Failure prediction of gas-bearing coal–rock combination with different high ratios based on acoustic emission response characteristics

Abstract

To address the problems of unclear main control factors, incomplete acquisition of precursory feature information and poor model prediction effects are needed in the prediction of damage and failure of coal–rock combinations. Based on the multi-index characteristic data of acoustic emission (AE) during the uniaxial compression process of gas-bearing coal–rock combinations, the time–frequency characteristics of AE signals in the whole process of damage and failure are analyzed, and a prediction model of the deep residual attention denoising network (DRADN) is proposed. The dominant factors influencing the damage of coal–rock assemblages are identified using the ReliefF algorithm.
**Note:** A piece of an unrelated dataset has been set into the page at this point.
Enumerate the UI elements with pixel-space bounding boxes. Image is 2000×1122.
A Conv-Sparse attention module (CSAM) is designed to extract the temporal feature information of the main controlling factors in the process of damage and failure, and a soft threshold is introduced to optimize the time–frequency features for eliminating noise information. A time–frequency feature transfer module (TFFTM) is established to learn the spatial structure of features. The nonlinear relationship between the mapping feature information and the risk type of the multilayer perceptron network is used to predict the risk level of damage and failure of the gas-bearing coal–rock combination. Experimental results demonstrate that the constructed damage and failure indices effectively guide the stage division of uniaxial compression. Comparative evaluation reveals that the DRADN achieves accuracy, precision, and recall rates of 98.63%, 98.73%, and 98.63%, respectively. The generalizability and stability of the DRADN under the experimental data of different high-ratio combinations, as well as its better noise resistance in noisy environments, are verified via cross-domain experiments and simulated noise experiments. This study expands the application of AE technology in the prediction of coal–rock risk levels and provides a technical reference for the prevention and control of gas-bearing coal–rock dynamic disasters.